Monday, July 19, 2010

Escapism and Avatars in Games

Sometimes we see things, and express our perceptions without trying to "prove" anything. I don't offer proof for the following, and of course, nothing I could say could be proof, if you think about it. So take this as an opinion or whatever you want to call it.

Clearly, a major reason for people to play video games is escape. Kids are escaping from a monitored world, from the "prison" of K12 where they aren't allowed a second on their own, from "helicopter parents", and from the delusions in their own minds engendered by the triumphs of 21st century capitalist marketing. Adults may be escaping from some of the same, but also from bad situations at home or at work.
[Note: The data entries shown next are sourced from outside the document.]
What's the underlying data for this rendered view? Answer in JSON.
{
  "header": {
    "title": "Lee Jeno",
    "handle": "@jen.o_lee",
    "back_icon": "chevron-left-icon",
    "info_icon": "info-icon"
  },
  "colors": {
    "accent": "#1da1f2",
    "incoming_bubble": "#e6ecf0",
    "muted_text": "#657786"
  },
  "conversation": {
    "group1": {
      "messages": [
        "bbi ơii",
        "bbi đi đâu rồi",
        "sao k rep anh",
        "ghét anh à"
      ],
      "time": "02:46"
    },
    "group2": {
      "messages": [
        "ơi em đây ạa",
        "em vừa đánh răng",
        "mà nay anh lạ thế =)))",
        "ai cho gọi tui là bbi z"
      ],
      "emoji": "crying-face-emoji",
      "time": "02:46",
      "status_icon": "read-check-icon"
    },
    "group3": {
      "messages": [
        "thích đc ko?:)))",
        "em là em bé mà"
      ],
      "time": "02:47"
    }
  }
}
I know that when I most played video games, I was quite unhappy with how things were going at work (and ultimately I resigned and went back to teaching, one of the best things I ever did). The entire techno-fetishist notion that games should be so immersive that you forget you're not really there, lends itself to escapism.

The broadest difference between traditional single-player video games and tabletop games is that the former are used to pass the time (or "kill time") while the latter are used to spend time with friends--socializing if you will. Tabletop games, unless played solitaire, are not nearly as good a means of escape as video games (role-playing games come closest).

Some of this is because video games often involve an avatar, a "you", and often involve a story (or at least, story-context), which lend themselves to taking you somewhere else, away from your humdrum/unsatisfactory life. (Notice that RPGs also involve avatars. A lot of the characteristics of modern video games derive from Dungeons & Dragons.)

Are the games I design not so much escapist because they're not about assuming a role, about being someone different? Most of mine are either at a very grand strategic scale (as Britannia), where you have a detached, godlike view, or are abstract. I have begun designing games that have a "you" in them, usually because I'm designing them with young adults in mind (the zombie games, for example). But this is still quite the exception.

Can games without an avatar be escapist? Yes, when pursued obsessively. Chess, Tetris, you name it, like anything else it can be pursued obsessively and hence become escapist. (Which doesn't mean that every obsession is escapist, of course.)